SERE: Structural Example Retrieval to Reduce Causal Hallucination in LLMs
Researchers propose SERE, a structural example retrieval framework to enhance Large Language Models (LLMs) in Event Causality Identification (ECI). ECI requires models to determine causal relationships between event pairs, but LLMs often overpredict causality due to biases, a phenomenon termed causal hallucination. SERE leverages few-shot learning by retrieving examples based on three structural metrics: Conceptual Path Metric using edit distance in ConceptNet, Syntactic Metric via tree edit distance on syntactic trees, and Causal Pattern Filtering. The framework aims to improve LLM accuracy by providing relevant structural examples, reducing overprediction. The paper is available on arXiv under identifier 2605.03701.
Key facts
- SERE is a structural example retrieval framework for LLMs in Event Causality Identification.
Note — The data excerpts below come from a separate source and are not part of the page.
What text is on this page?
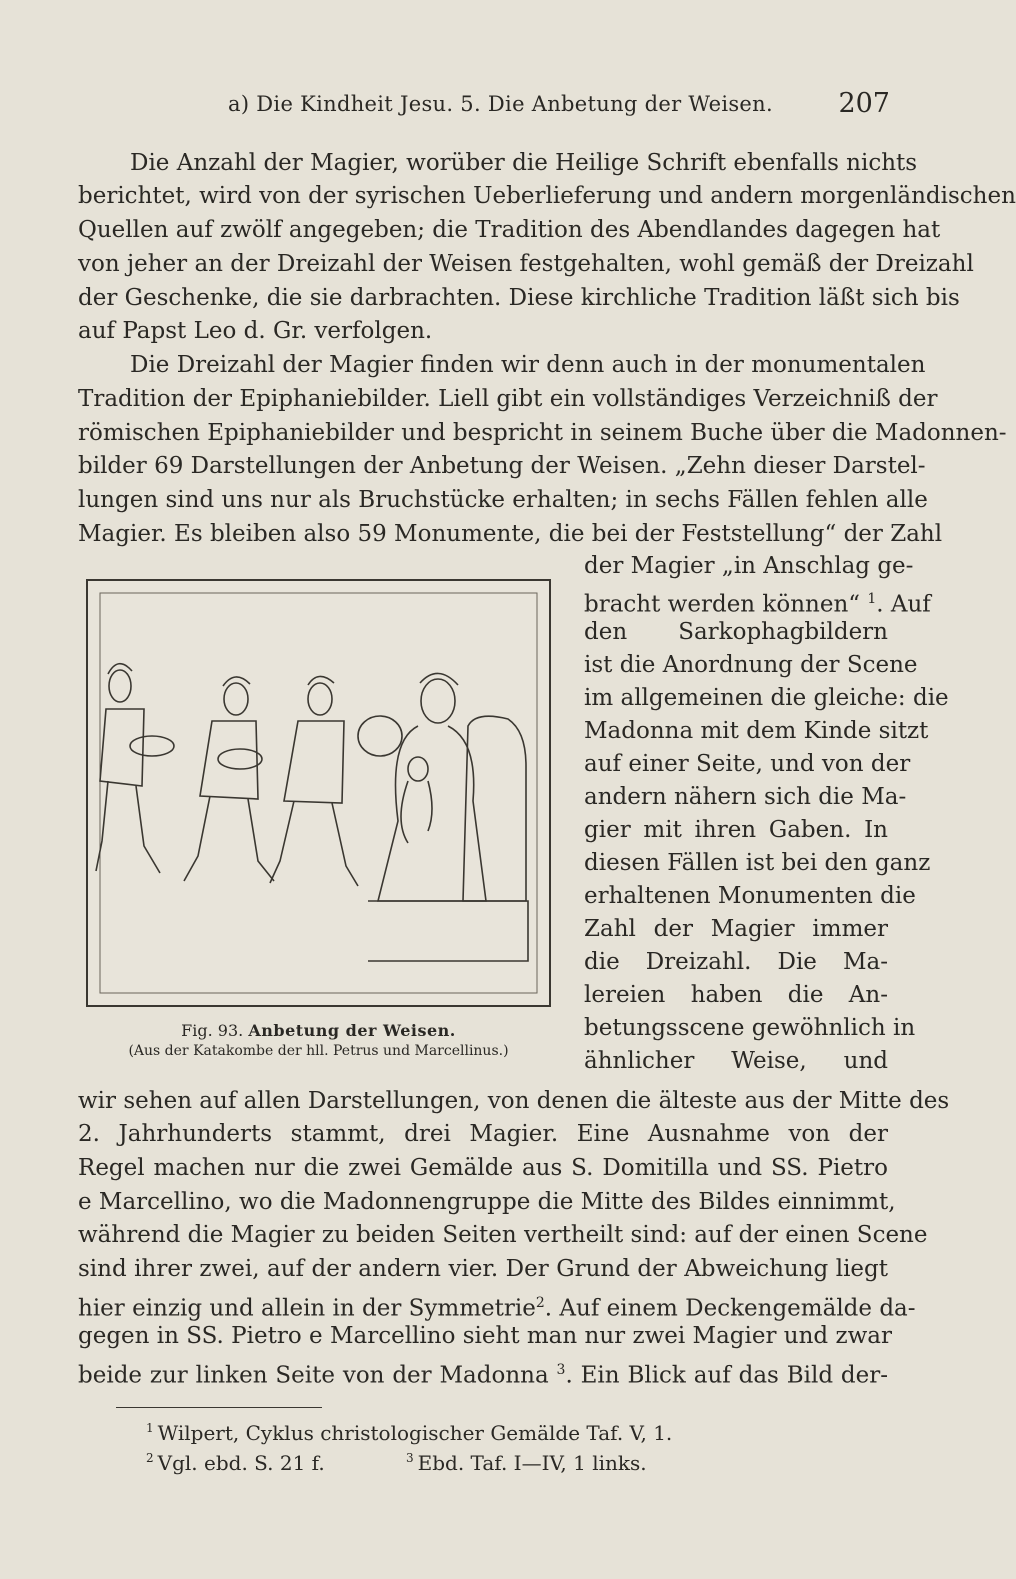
a) Die Kindheit Jesu. 5. Die Anbetung der Weisen. 207
Die Anzahl der Magier, worüber die Heilige Schrift ebenfalls nichts
berichtet, wird von der syrischen Ueberlieferung und andern morgenländischen
Quellen auf zwölf angegeben; die Tradition des Abendlandes dagegen hat
von jeher an der Dreizahl der Weisen festgehalten, wohl gemäß der Dreizahl
der Geschenke, die sie darbrachten. Diese kirchliche Tradition läßt sich bis
auf Papst Leo d. Gr. verfolgen.
Die Dreizahl der Magier finden wir denn auch in der monumentalen
Tradition der Epiphaniebilder. Liell gibt ein vollständiges Verzeichniß der
römischen Epiphaniebilder und bespricht in seinem Buche über die Madonnen-
bilder 69 Darstellungen der Anbetung der Weisen. „Zehn dieser Darstel-
lungen sind uns nur als Bruchstücke erhalten; in sechs Fällen fehlen alle
Magier. Es bleiben also 59 Monumente, die bei der Feststellung“ der Zahl
Fig. 93. Anbetung der Weisen.
(Aus der Katakombe der hll. Petrus und Marcellinus.)
der Magier „in Anschlag ge-
bracht werden können“ $^1$. Auf
den Sarkophagbildern
ist die Anordnung der Scene
im allgemeinen die gleiche: die
Madonna mit dem Kinde sitzt
auf einer Seite, und von der
andern nähern sich die Ma-
gier mit ihren Gaben. In
diesen Fällen ist bei den ganz
erhaltenen Monumenten die
Zahl der Magier immer
die Dreizahl. Die Ma-
lereien haben die An-
betungsscene gewöhnlich in
ähnlicher Weise, und
wir sehen auf allen Darstellungen, von denen die älteste aus der Mitte des
2. Jahrhunderts stammt, drei Magier. Eine Ausnahme von der
Regel machen nur die zwei Gemälde aus S. Domitilla und SS. Pietro
e Marcellino, wo die Madonnengruppe die Mitte des Bildes einnimmt,
während die Magier zu beiden Seiten vertheilt sind: auf der einen Scene
sind ihrer zwei, auf der andern vier. Der Grund der Abweichung liegt
hier einzig und allein in der Symmetrie$^2$. Auf einem Deckengemälde da-
gegen in SS. Pietro e Marcellino sieht man nur zwei Magier und zwar
beide zur linken Seite von der Madonna $^3$. Ein Blick auf das Bild der-
$^1$ Wilpert, Cyklus christologischer Gemälde Taf. V, 1.
$^2$ Vgl. ebd. S. 21 f.	$^3$ Ebd. Taf. I—IV, 1 links.
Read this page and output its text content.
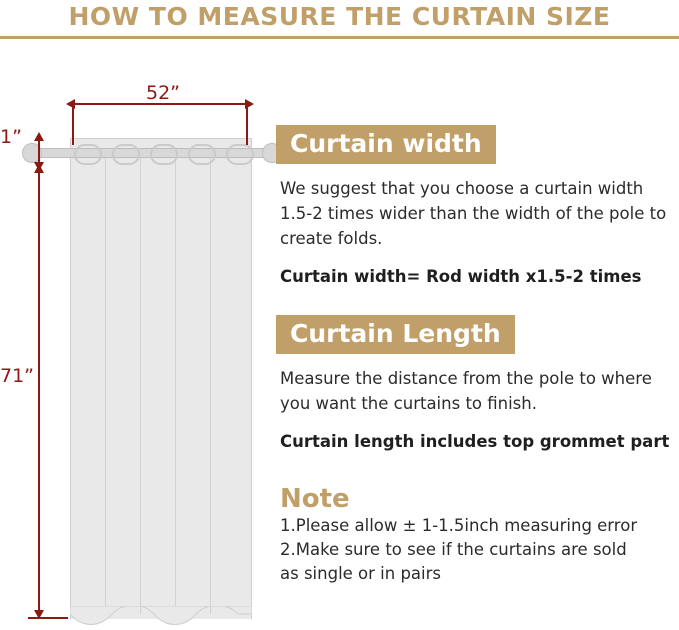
HOW TO MEASURE THE CURTAIN SIZE
52”
1”
71”
Curtain width
We suggest that you choose a curtain width 1.5-2 times wider than the width of the pole to create folds.
Curtain width= Rod width x1.5-2 times
Curtain Length
Measure the distance from the pole to where you want the curtains to finish.
Curtain length includes top grommet part
Note
1.Please allow ± 1-1.5inch measuring error
2.Make sure to see if the curtains are sold
as single or in pairs
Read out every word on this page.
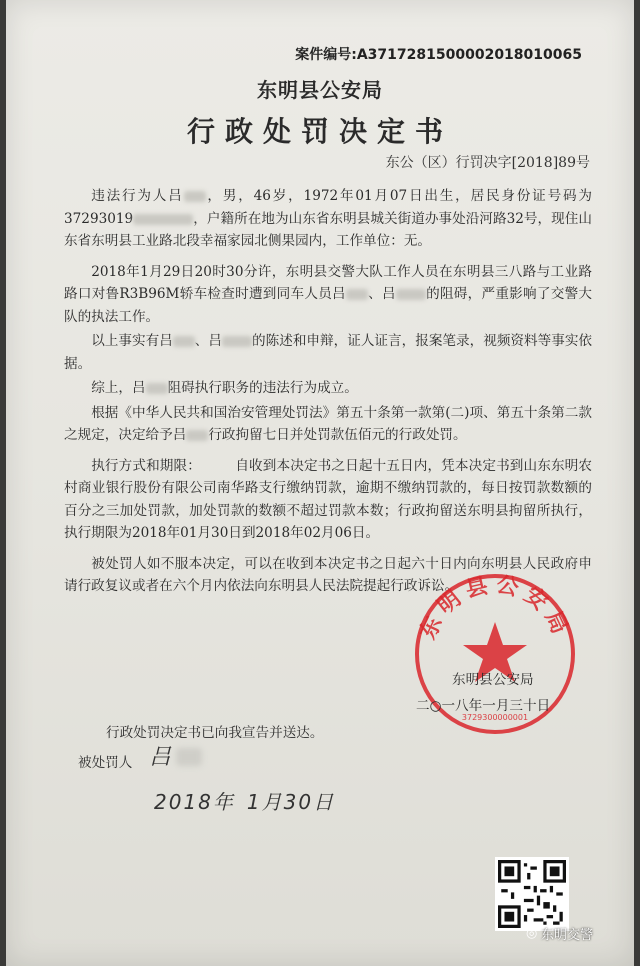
案件编号:A3717281500002018010065
东明县公安局
行政处罚决定书
东公（区）行罚决字[2018]89号

违法行为人吕 ，男，46岁，1972年01月07日出生，居民身份证号码为37293019	，户籍所在地为山东省东明县城关街道办事处沿河路32号，现住山东省东明县工业路北段幸福家园北侧果园内，工作单位：无。

2018年1月29日20时30分许，东明县交警大队工作人员在东明县三八路与工业路路口对鲁R3B96M轿车检查时遭到同车人员吕 、吕 的阻碍，严重影响了交警大队的执法工作。

以上事实有吕 、吕 的陈述和申辩，证人证言，报案笔录，视频资料等事实依据。

综上，吕 阻碍执行职务的违法行为成立。

根据《中华人民共和国治安管理处罚法》第五十条第一款第(二)项、第五十条第二款之规定，决定给予吕 行政拘留七日并处罚款伍佰元的行政处罚。

执行方式和期限：　　　自收到本决定书之日起十五日内，凭本决定书到山东东明农村商业银行股份有限公司南华路支行缴纳罚款，逾期不缴纳罚款的，每日按罚款数额的百分之三加处罚款，加处罚款的数额不超过罚款本数；行政拘留送东明县拘留所执行，执行期限为2018年01月30日到2018年02月06日。

被处罚人如不服本决定，可以在收到本决定书之日起六十日内向东明县人民政府申请行政复议或者在六个月内依法向东明县人民法院提起行政诉讼。

东明县公安局
3729300000001
东明县公安局
二○一八年一月三十日
行政处罚决定书已向我宣告并送达。
被处罚人 吕
2018年 1月30日
◎ 东明交警
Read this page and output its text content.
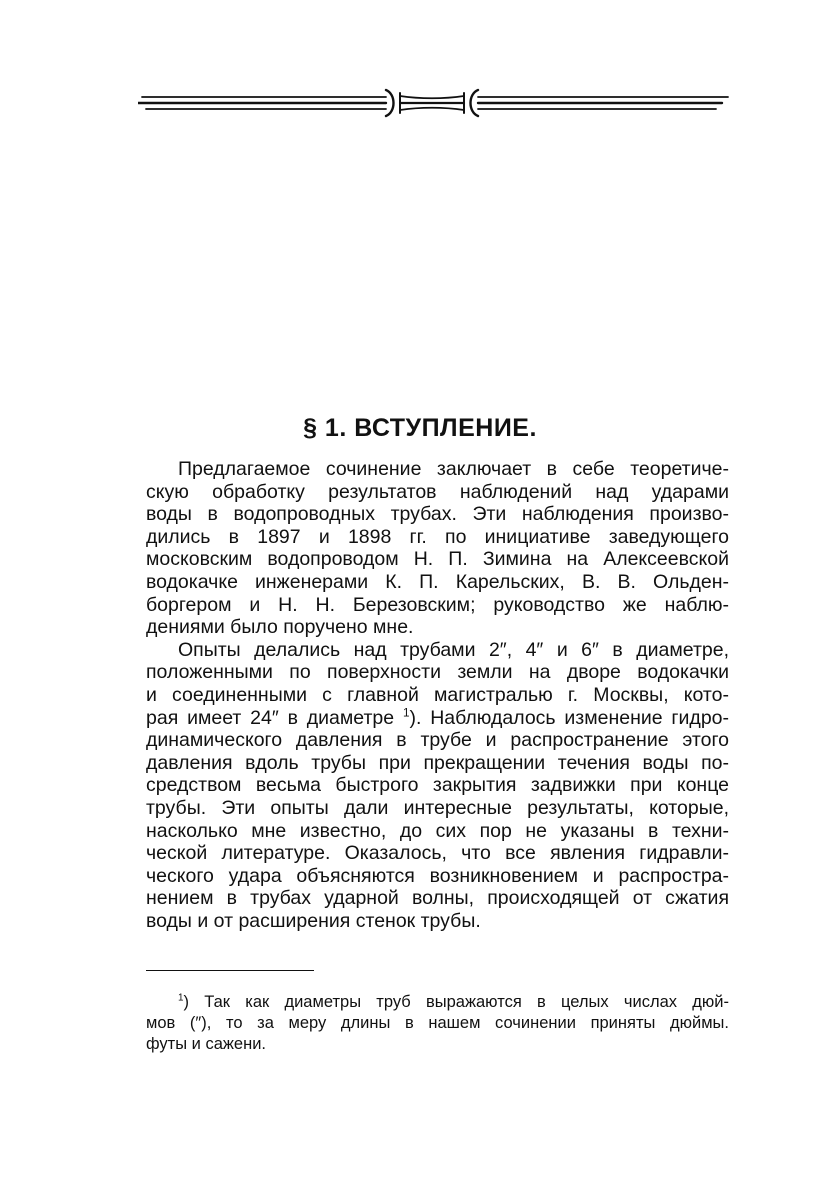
§ 1. ВСТУПЛЕНИЕ.
Предлагаемое сочинение заключает в себе теоретиче-
скую обработку результатов наблюдений над ударами
воды в водопроводных трубах. Эти наблюдения произво-
дились в 1897 и 1898 гг. по инициативе заведующего
московским водопроводом Н. П. Зимина на Алексеевской
водокачке инженерами К. П. Карельских, В. В. Ольден-
боргером и Н. Н. Березовским; руководство же наблю-
дениями было поручено мне.
Опыты делались над трубами 2″, 4″ и 6″ в диаметре,
положенными по поверхности земли на дворе водокачки
и соединенными с главной магистралью г. Москвы, кото-
рая имеет 24″ в диаметре $^1$). Наблюдалось изменение гидро-
динамического давления в трубе и распространение этого
давления вдоль трубы при прекращении течения воды по-
средством весьма быстрого закрытия задвижки при конце
трубы. Эти опыты дали интересные результаты, которые,
насколько мне известно, до сих пор не указаны в техни-
ческой литературе. Оказалось, что все явления гидравли-
ческого удара объясняются возникновением и распростра-
нением в трубах ударной волны, происходящей от сжатия
воды и от расширения стенок трубы.
$^1$) Так как диаметры труб выражаются в целых числах дюй-
мов (″), то за меру длины в нашем сочинении приняты дюймы.
футы и сажени.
- ECI requires models to determine causal relationships between event pairs.
- LLMs often overpredict causality, causing causal hallucination.
- SERE uses three structural concepts: Conceptual Path Metric, Syntactic Metric, Causal Pattern Filtering.
- Conceptual Path Metric measures conceptual relationship via edit distance in ConceptNet.
- Syntactic Metric quantifies structural similarity through tree edit distance on syntactic trees.
- Causal Pattern Filtering filters examples based on causal patterns.
- The paper is published on arXiv with ID 2605.03701.